Inauguration de
l'aile Richelieu du Louvre
jeudi 18 novembre 1993 - Palais de l'Elysée



Discours prononcé par François Mitterrand, Président de la République, lors de la réception offerte à l'occasion de l'inauguration de l'aile Richelieu du Louvre


 
Mesdames et Messieurs,

Laissez-moi vous dire le plaisir que j'ai de vous recevoir dans cette maison de la République. Vous y venez pour une grande circonstance. Je veux exprimer la gratitude qui vous est due pour le travail accompli qui marquera, j'en suis sûr, les annales de la République. Créer de la beauté et de la beauté utile, aménager, moderniser quand il le faut, adapter à ses besoins l'un des monuments les plus célèbres de notre capitale où s'inscrit, en fait, l'histoire de sept siècles, c'est un honneur pour chacun, chacune, chacun de ceux qui ont pu y prendre part, et moi je le ressens comme cela et j'imagine que, ne serait-ce que le plus modeste d'entre vous, nul n'est modeste ou orgueilleux, chacun fait sa part. Et pour reprendre l'expression consacrée, la plus facile, le plus modeste d'entre vous doit se sentir rempli d'orgueil pour avoir fait ce qu'il devait.
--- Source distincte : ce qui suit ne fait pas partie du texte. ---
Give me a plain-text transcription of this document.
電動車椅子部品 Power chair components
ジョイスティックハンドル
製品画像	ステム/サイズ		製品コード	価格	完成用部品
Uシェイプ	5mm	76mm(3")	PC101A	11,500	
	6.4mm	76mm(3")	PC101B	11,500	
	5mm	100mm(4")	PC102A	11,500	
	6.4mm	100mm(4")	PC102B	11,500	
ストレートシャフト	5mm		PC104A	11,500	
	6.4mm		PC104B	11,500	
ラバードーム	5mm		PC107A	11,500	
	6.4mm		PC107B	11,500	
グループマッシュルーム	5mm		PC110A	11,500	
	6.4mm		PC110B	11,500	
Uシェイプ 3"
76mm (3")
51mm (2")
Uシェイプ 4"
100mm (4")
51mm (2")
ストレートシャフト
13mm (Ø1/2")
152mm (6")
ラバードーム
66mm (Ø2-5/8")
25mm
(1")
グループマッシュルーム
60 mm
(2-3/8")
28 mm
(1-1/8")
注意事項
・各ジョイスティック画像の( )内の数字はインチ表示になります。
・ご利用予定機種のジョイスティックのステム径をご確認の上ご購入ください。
Pas loin d'ici, au Grand Palais, dans l'introduction à cette belle exposition qui se nomme " L'âme au corps ", j'ai noté ces quelques lignes d'un manuscrit de Quatremère de Quincy que je cite : " je souhaite, écrivait-il, que le Louvre devienne un lycée universel ". C'était en 1791. Et en 93, au mois de novembre, deux ans plus tard, il y a donc deux siècles, jour pour jour, le " Muséum Central des Arts " était ouvert au peuple.

Nous avons voulu rassembler, en ce jour anniversaire, celles et ceux qui depuis près de douze ans, depuis la conception jusqu'à l'exécution qui n'est pas achevée, ont conjugué leurs compétences, leur volonté et leur goût de servir pour réaliser ce grand dessein. Je suis heureux de vous accueillir à ce titre. Il m'est impossible d'énumérer même les professions sans risquer de graves oublis. Quand j'aurai dit : les architectes, les historiens, les conservateurs, les ingénieurs, les ouvriers, les artisans, combien auront échappé à cette liste, simplement les administrateurs et je veux leur réitérer l'hommage que la Nation leur doit.

Je me souviens que c'est en 1981 que j'en ai fixé les grandes lignes, tout simplement en reprenant le fil des temps, les intentions plusieurs fois affirmées. Il y a longtemps que l'on songeait à parfaire le Louvre, à le libérer de ses autres obligations, à en faire un musée total, mais la décision n'était pas prise ou ne pouvait l'être. Je pensais en 1981 que j'avais le temps devant moi, je me trompais. Finalement je l'ai eu mais pour d'autres raisons.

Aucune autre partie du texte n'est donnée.